The fight over Boracay’s future

It’s only been eight years. Honestly, do we really have that short of a memory? In 2018, the national government shut down Boracay for six months. The island was choking on its own success. The carrying capacity had simply snapped under the weight of unrestricted access and overdevelopment. Now, look at what’s on the table.
It’s only been eight years. Honestly, do we really have that short of a memory?
In 2018, the national government shut down Boracay for six months. The island was choking on its own success. The carrying capacity had simply snapped under the weight of unrestricted access and overdevelopment. Now, look at what’s on the table.
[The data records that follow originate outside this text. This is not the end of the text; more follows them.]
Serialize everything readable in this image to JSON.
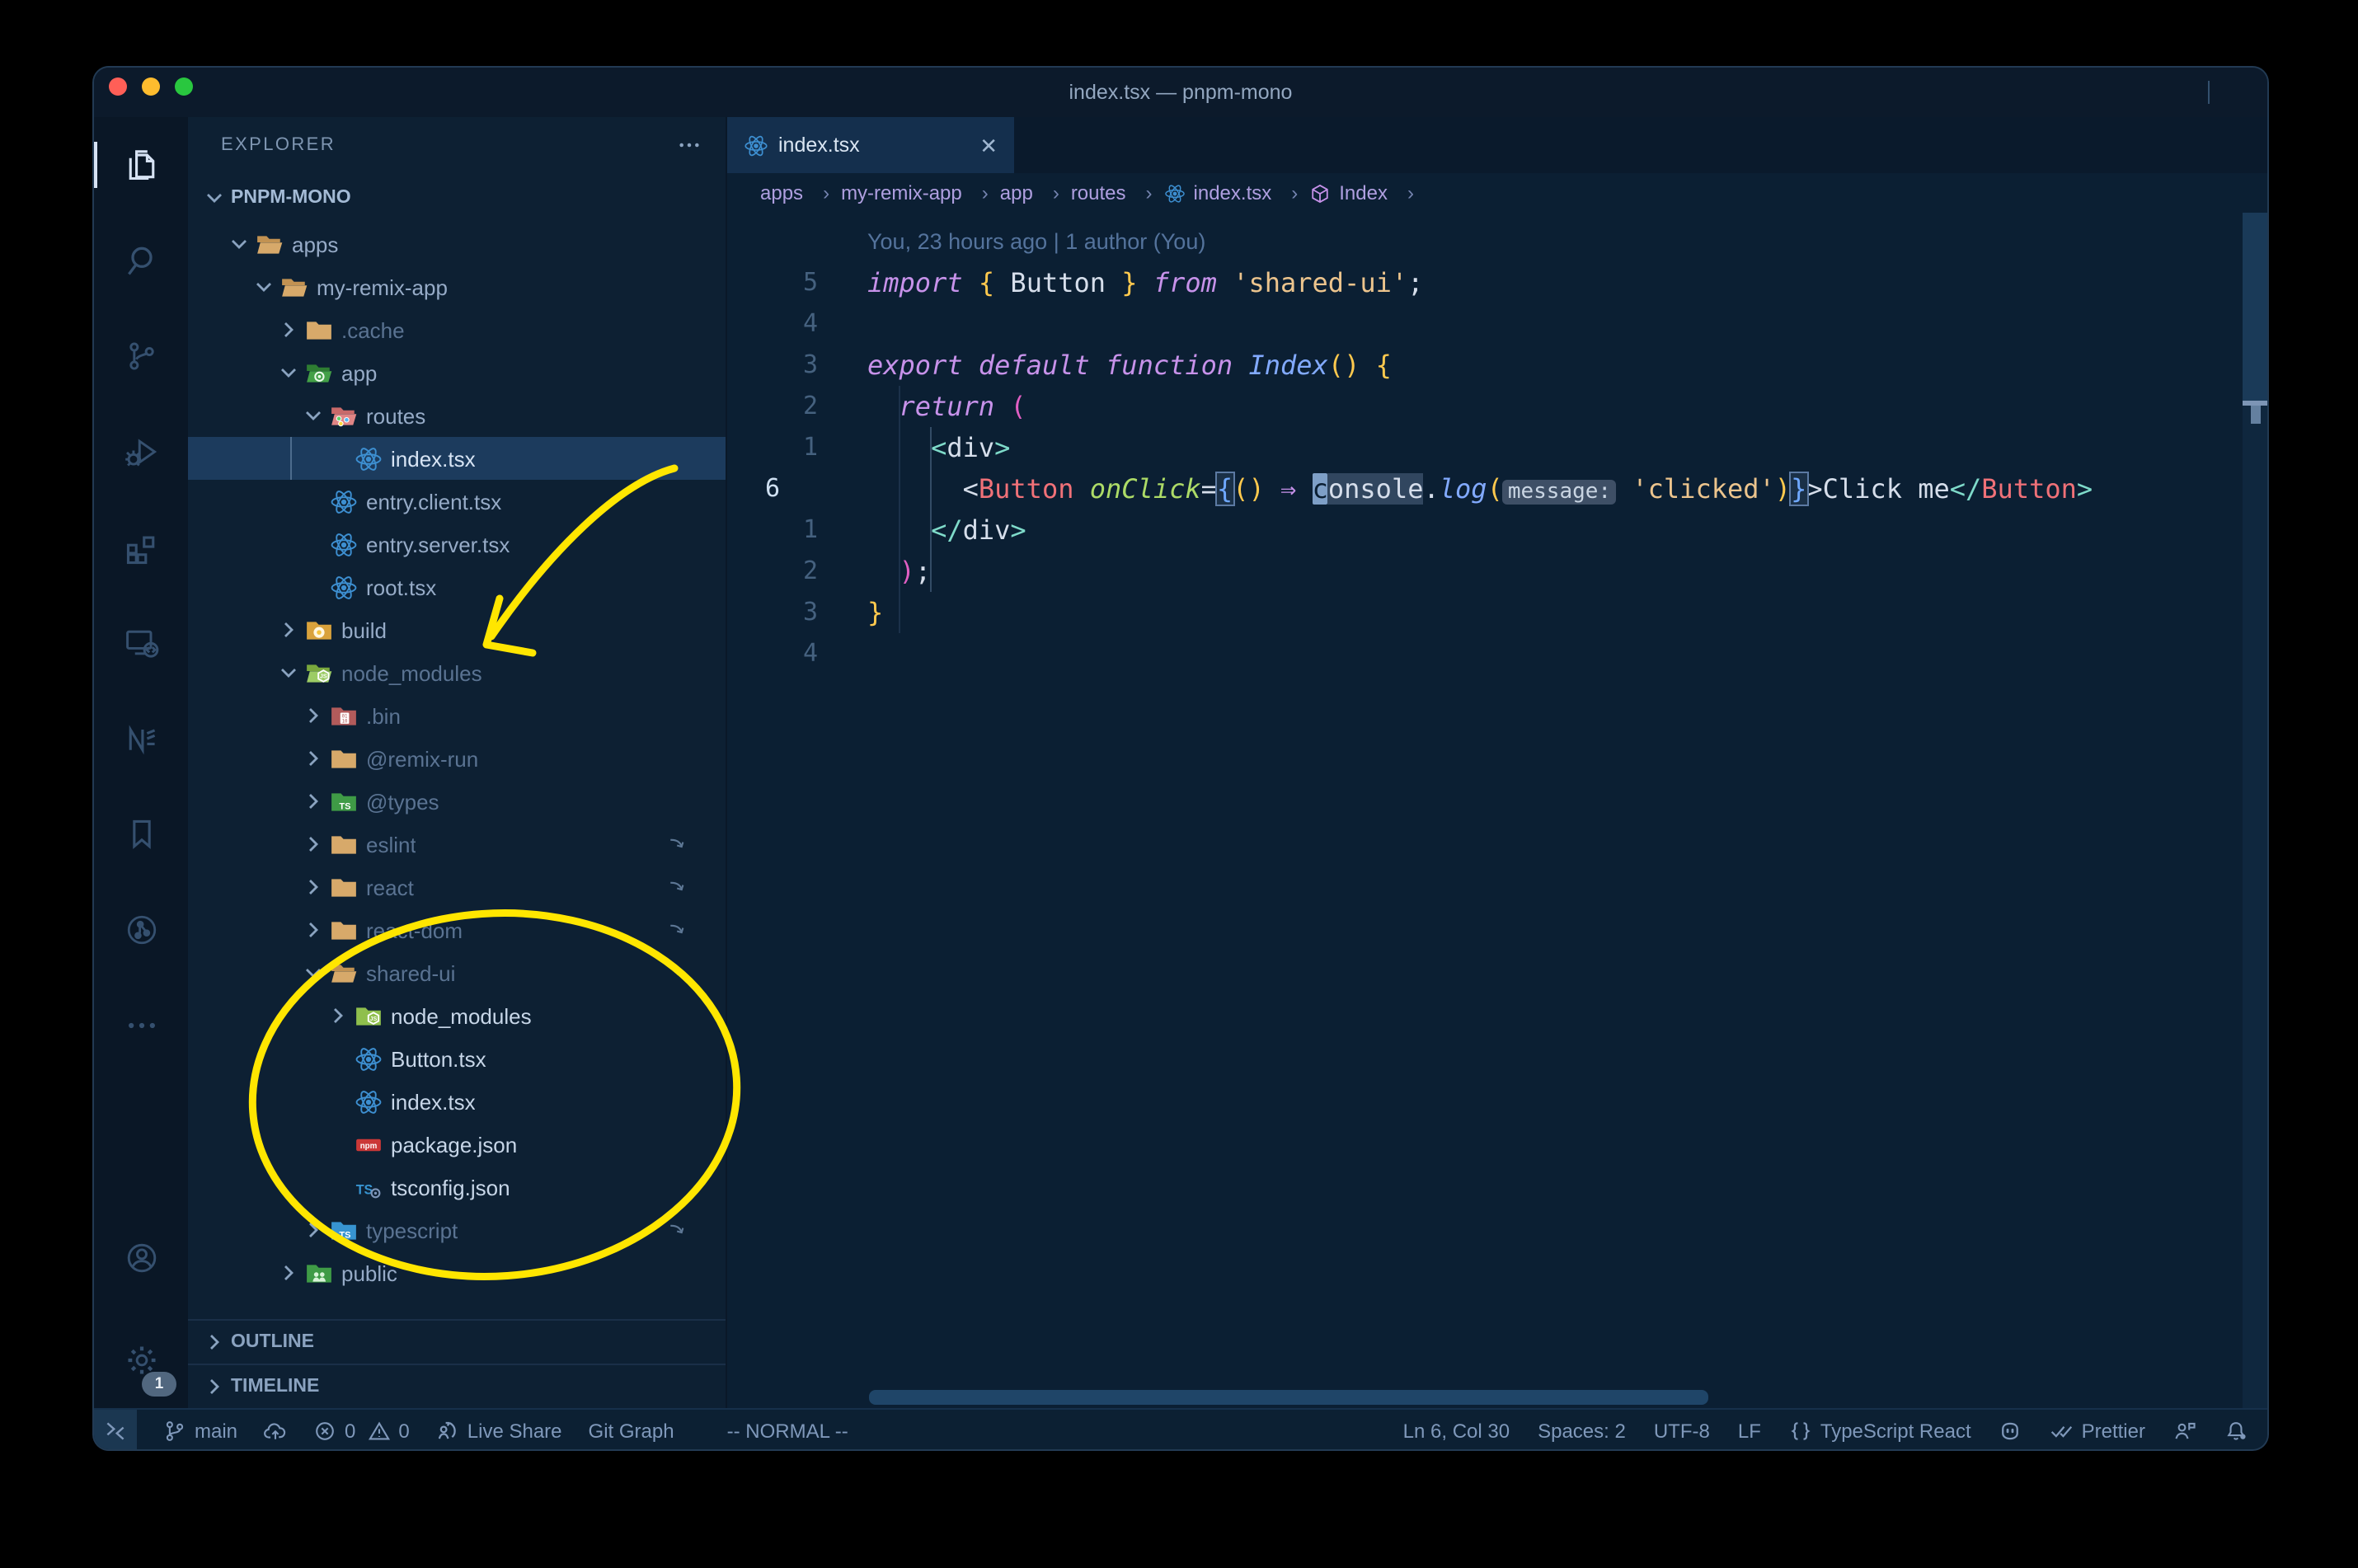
{
  "titlebar": {
    "title": "index.tsx — pnpm-mono",
    "traffic_lights": [
      "#ff5f57",
      "#febc2e",
      "#29c73f"
    ],
    "window_icons": [
      {
        "name": "toggle-primary-sidebar-button",
        "icon": "panel-left"
      },
      {
        "name": "toggle-panel-button",
        "icon": "panel-bottom"
      },
      {
        "name": "toggle-secondary-sidebar-button",
        "icon": "panel-right"
      },
      {
        "name": "divider",
        "icon": "",
        "cls": "divider"
      },
      {
        "name": "customize-layout-button",
        "icon": "layout"
      }
    ]
  },
  "activity_bar": {
    "items": [
      {
        "name": "activity-explorer",
        "icon": "files",
        "cls": "active"
      },
      {
        "name": "activity-search",
        "icon": "search"
      },
      {
        "name": "activity-source-control",
        "icon": "scm"
      },
      {
        "name": "activity-run-debug",
        "icon": "debug"
      },
      {
        "name": "activity-extensions",
        "icon": "extensions"
      },
      {
        "name": "activity-remote-explorer",
        "icon": "remote-explorer"
      },
      {
        "name": "activity-nx-console",
        "icon": "nx"
      },
      {
        "name": "activity-bookmarks",
        "icon": "bookmark"
      },
      {
        "name": "activity-git-graph",
        "icon": "graph-circle"
      },
      {
        "name": "activity-more",
        "icon": "more"
      }
    ],
    "settings_badge": "1"
  },
  "sidebar": {
    "header": "EXPLORER",
    "more_icon": "more",
    "section": "PNPM-MONO",
    "section_chevron": "chev-down",
    "tree": [
      {
        "name": "tree-folder-apps",
        "label": "apps",
        "depth": 1,
        "chev": "chev-down",
        "icon": "folder-open"
      },
      {
        "name": "tree-folder-my-remix-app",
        "label": "my-remix-app",
        "depth": 2,
        "chev": "chev-down",
        "icon": "folder-open"
      },
      {
        "name": "tree-folder-cache",
        "label": ".cache",
        "depth": 3,
        "chev": "chev-right",
        "ic4on": "",
        "icon": "folder",
        "cls": "dim"
      },
      {
        "name": "tree-folder-app",
        "label": "app",
        "depth": 3,
        "chev": "chev-down",
        "icon": "folder-app"
      },
      {
        "name": "tree-folder-routes",
        "label": "routes",
        "depth": 4,
        "chev": "chev-down",
        "icon": "folder-routes"
      },
      {
        "name": "tree-file-index-tsx",
        "label": "index.tsx",
        "depth": 5,
        "icon": "react",
        "cls": "selected"
      },
      {
        "name": "tree-file-entry-client",
        "label": "entry.client.tsx",
        "depth": 4,
        "icon": "react"
      },
      {
        "name": "tree-file-entry-server",
        "label": "entry.server.tsx",
        "depth": 4,
        "icon": "react"
      },
      {
        "name": "tree-file-root-tsx",
        "label": "root.tsx",
        "depth": 4,
        "icon": "react"
      },
      {
        "name": "tree-folder-build",
        "label": "build",
        "depth": 3,
        "chev": "chev-right",
        "icon": "folder-build"
      },
      {
        "name": "tree-folder-node-modules",
        "label": "node_modules",
        "depth": 3,
        "chev": "chev-down",
        "icon": "folder-node-open",
        "cls": "dim"
      },
      {
        "name": "tree-folder-bin",
        "label": ".bin",
        "depth": 4,
        "chev": "chev-right",
        "icon": "folder-bin",
        "cls": "dim"
      },
      {
        "name": "tree-folder-remix-run",
        "label": "@remix-run",
        "depth": 4,
        "chev": "chev-right",
        "icon": "folder",
        "cls": "dim"
      },
      {
        "name": "tree-folder-types",
        "label": "@types",
        "depth": 4,
        "chev": "chev-right",
        "icon": "folder-types",
        "cls": "dim"
      },
      {
        "name": "tree-folder-eslint",
        "label": "eslint",
        "depth": 4,
        "chev": "chev-right",
        "icon": "folder",
        "cls": "dim",
        "link": "symlink"
      },
      {
        "name": "tree-folder-react",
        "label": "react",
        "depth": 4,
        "chev": "chev-right",
        "icon": "folder",
        "cls": "dim",
        "link": "symlink"
      },
      {
        "name": "tree-folder-react-dom",
        "label": "react-dom",
        "depth": 4,
        "chev": "chev-right",
        "icon": "folder",
        "cls": "dim",
        "link": "symlink"
      },
      {
        "name": "tree-folder-shared-ui",
        "label": "shared-ui",
        "depth": 4,
        "chev": "chev-down",
        "icon": "folder-open",
        "cls": "dim",
        "link": "symlink"
      },
      {
        "name": "tree-folder-shared-node-modules",
        "label": "node_modules",
        "depth": 5,
        "chev": "chev-right",
        "icon": "folder-node",
        "cls": "bright"
      },
      {
        "name": "tree-file-button-tsx",
        "label": "Button.tsx",
        "depth": 5,
        "icon": "react",
        "cls": "bright"
      },
      {
        "name": "tree-file-shared-index-tsx",
        "label": "index.tsx",
        "depth": 5,
        "icon": "react",
        "cls": "bright"
      },
      {
        "name": "tree-file-package-json",
        "label": "package.json",
        "depth": 5,
        "icon": "npm",
        "cls": "bright"
      },
      {
        "name": "tree-file-tsconfig-json",
        "label": "tsconfig.json",
        "depth": 5,
        "icon": "tsconfig",
        "cls": "bright"
      },
      {
        "name": "tree-folder-typescript",
        "label": "typescript",
        "depth": 4,
        "chev": "chev-right",
        "icon": "folder-ts",
        "cls": "dim",
        "link": "symlink"
      },
      {
        "name": "tree-folder-public",
        "label": "public",
        "depth": 3,
        "chev": "chev-right",
        "icon": "folder-public"
      }
    ],
    "outline_label": "OUTLINE",
    "timeline_label": "TIMELINE",
    "panel_chevron": "chev-right"
  },
  "tab": {
    "icon": "react",
    "label": "index.tsx",
    "close": "✕"
  },
  "editor_actions": [
    {
      "name": "timeline-history-button",
      "icon": "history"
    },
    {
      "name": "previous-change-button",
      "icon": "prev-change"
    },
    {
      "name": "open-changes-button",
      "icon": "cur-change"
    },
    {
      "name": "next-change-button",
      "icon": "next-change"
    },
    {
      "name": "gitlens-graph-button",
      "icon": "graph-circle"
    },
    {
      "name": "split-editor-button",
      "icon": "split"
    },
    {
      "name": "more-actions-button",
      "icon": "more"
    }
  ],
  "breadcrumbs": [
    {
      "text": "apps"
    },
    {
      "text": "my-remix-app"
    },
    {
      "text": "app"
    },
    {
      "text": "routes"
    },
    {
      "icon": "react",
      "text": "index.tsx"
    },
    {
      "icon": "symbol-cube",
      "text": "Index"
    }
  ],
  "editor": {
    "blame": "You, 23 hours ago | 1 author (You)",
    "lines": [
      {
        "num": "5",
        "tokens": [
          {
            "t": "import",
            "c": "kw"
          },
          {
            "t": " ",
            "c": "w"
          },
          {
            "t": "{",
            "c": "y"
          },
          {
            "t": " Button ",
            "c": "w"
          },
          {
            "t": "}",
            "c": "y"
          },
          {
            "t": " ",
            "c": "w"
          },
          {
            "t": "from",
            "c": "kw"
          },
          {
            "t": " ",
            "c": "w"
          },
          {
            "t": "'shared-ui'",
            "c": "s"
          },
          {
            "t": ";",
            "c": "w"
          }
        ]
      },
      {
        "num": "4",
        "tokens": []
      },
      {
        "num": "3",
        "tokens": [
          {
            "t": "export",
            "c": "kw"
          },
          {
            "t": " ",
            "c": "w"
          },
          {
            "t": "default",
            "c": "kw"
          },
          {
            "t": " ",
            "c": "w"
          },
          {
            "t": "function",
            "c": "kw"
          },
          {
            "t": " ",
            "c": "w"
          },
          {
            "t": "Index",
            "c": "fn"
          },
          {
            "t": "(",
            "c": "y"
          },
          {
            "t": ")",
            "c": "y"
          },
          {
            "t": " ",
            "c": "w"
          },
          {
            "t": "{",
            "c": "y"
          }
        ]
      },
      {
        "num": "2",
        "tokens": [
          {
            "t": "  ",
            "c": "w"
          },
          {
            "t": "return",
            "c": "kw"
          },
          {
            "t": " ",
            "c": "w"
          },
          {
            "t": "(",
            "c": "pk"
          }
        ]
      },
      {
        "num": "1",
        "tokens": [
          {
            "t": "    ",
            "c": "w"
          },
          {
            "t": "<",
            "c": "tg"
          },
          {
            "t": "div",
            "c": "w"
          },
          {
            "t": ">",
            "c": "tg"
          }
        ]
      },
      {
        "num": "6",
        "cls": "cur-line",
        "tokens": [
          {
            "t": "      ",
            "c": "w"
          },
          {
            "t": "<",
            "c": "w"
          },
          {
            "t": "Button",
            "c": "cm"
          },
          {
            "t": " ",
            "c": "w"
          },
          {
            "t": "onClick",
            "c": "at"
          },
          {
            "t": "=",
            "c": "w"
          },
          {
            "t": "{",
            "c": "bl mb"
          },
          {
            "t": "(",
            "c": "y"
          },
          {
            "t": ")",
            "c": "y"
          },
          {
            "t": " ",
            "c": "w"
          },
          {
            "t": "⇒",
            "c": "arw"
          },
          {
            "t": " ",
            "c": "w"
          },
          {
            "t": "c",
            "c": "cur"
          },
          {
            "t": "onsole",
            "c": "w hl"
          },
          {
            "t": ".",
            "c": "w"
          },
          {
            "t": "log",
            "c": "fn"
          },
          {
            "t": "(",
            "c": "y"
          },
          {
            "t": "message:",
            "c": "inlay"
          },
          {
            "t": " ",
            "c": "w"
          },
          {
            "t": "'clicked'",
            "c": "s"
          },
          {
            "t": ")",
            "c": "y"
          },
          {
            "t": "}",
            "c": "bl mb"
          },
          {
            "t": ">",
            "c": "w"
          },
          {
            "t": "Click me",
            "c": "w"
          },
          {
            "t": "</",
            "c": "tg"
          },
          {
            "t": "Button",
            "c": "cm"
          },
          {
            "t": ">",
            "c": "tg"
          }
        ]
      },
      {
        "num": "1",
        "tokens": [
          {
            "t": "    ",
            "c": "w"
          },
          {
            "t": "</",
            "c": "tg"
          },
          {
            "t": "div",
            "c": "w"
          },
          {
            "t": ">",
            "c": "tg"
          }
        ]
      },
      {
        "num": "2",
        "tokens": [
          {
            "t": "  ",
            "c": "w"
          },
          {
            "t": ")",
            "c": "pk"
          },
          {
            "t": ";",
            "c": "w"
          }
        ]
      },
      {
        "num": "3",
        "tokens": [
          {
            "t": "}",
            "c": "y"
          }
        ]
      },
      {
        "num": "4",
        "tokens": []
      }
    ]
  },
  "status_bar": {
    "left": [
      {
        "name": "remote-indicator",
        "icon": "remote",
        "cls": "remote"
      },
      {
        "name": "git-branch-item",
        "icon": "git-branch",
        "text": "main"
      },
      {
        "name": "sync-changes-button",
        "icon": "cloud-upload"
      },
      {
        "name": "errors-count",
        "icon": "error-circle",
        "text": "0"
      },
      {
        "name": "warnings-count",
        "icon": "warning",
        "text": "0",
        "cls": "tight"
      },
      {
        "name": "live-share-button",
        "icon": "live-share",
        "text": "Live Share"
      },
      {
        "name": "git-graph-button",
        "text": "Git Graph"
      },
      {
        "name": "vim-mode-indicator",
        "text": "-- NORMAL --",
        "cls": "pad"
      }
    ],
    "right": [
      {
        "name": "cursor-position",
        "text": "Ln 6, Col 30"
      },
      {
        "name": "indentation",
        "text": "Spaces: 2"
      },
      {
        "name": "encoding",
        "text": "UTF-8"
      },
      {
        "name": "eol-sequence",
        "text": "LF"
      },
      {
        "name": "language-mode",
        "icon": "braces",
        "text": "TypeScript React"
      },
      {
        "name": "copilot-status",
        "icon": "copilot"
      },
      {
        "name": "formatter-prettier",
        "icon": "double-check",
        "text": "Prettier"
      },
      {
        "name": "feedback-button",
        "icon": "feedback"
      },
      {
        "name": "notifications-bell",
        "icon": "bell"
      }
    ]
  },
  "colors": {
    "annotation_yellow": "#ffe600",
    "editor_background": "#0b1f33",
    "selection_row": "#1c3b5d",
    "active_tab": "#142f4d"
  }
}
The government is fast-tracking a PHP 7.78 billion mega-bridge to funnel even more traffic straight into a fragile marine ecosystem. One that, ironically, still maintains a strict “no private car” policy.
It’s cognitive dissonance in poured concrete: rehabilitating the island on one hand, while paving a permanent highway straight to its shores on the other.
And who exactly is asking for this? Certainly not the locals. On April 30, all 17 mayors of Aklan unanimously opposed it through a formal resolution. The Philippine Chamber of Commerce and Industry–Boracay pushed back, too. They’re demanding to see a comprehensive Environmental Impact Assessment before anything moves forward. You’d think the Local Government Code’s mandate for “broader stakeholder consultations” would mean something. Instead, Imperial Manila treated it like a minor inconvenience. DPWH went ahead and issued the notice of award to San Miguel Holdings Corp. anyway.
The autonomy illusion here is staggering. The Palace claims local concerns will be heard, but the contract finalization is already underway. It turns out local autonomy is respected right up until a massive conglomerate wants to build something.
Then there’s the human cost of this so-called progress. SMC admits the bridge could displace at least 96 ferry workers. To soften the blow, the company is touting 678 promised jobs — mostly in temporary construction and facility operations. But let’s be real for a second. Transitioning an independent boat operator from the Caticlan-Boracay Transport Multi-Purpose Cooperative into a toll-booth attendant is no equal trade but an economic downgrade. These are families who have navigated those waters for generations. We don’t need vague corporate promises of “prioritized hiring” or capacity-building. This project demands a legally binding “Just Transition” plan for the people whose livelihoods are being paved over.
The most frustrating part is that a bridge solves a problem Boracay does not actually have. The ferries work fine. Accessibility is not the island’s fatal flaw. You know what is? The waste management system. The glaring healthcare deficits.
PCCI-Boracay hit the nail on the head. If we have billions in PPP investments ready to deploy, why are we building a 2.54-kilometer bridge? That money desperately needs to be redirected toward an eco-friendly port terminal, advanced solid waste facilities, and an island hospital that can actually handle major medical emergencies.
Nobody is opposed to progress. But fixing what isn’t broken — while blatantly ignoring the island’s actual bleeding wounds — is just reckless. If we ignore the hard lessons of 2018 and sideline the local voices begging Manila to reconsider, we aren’t developing Boracay. We’re just counting down to the next shutdown.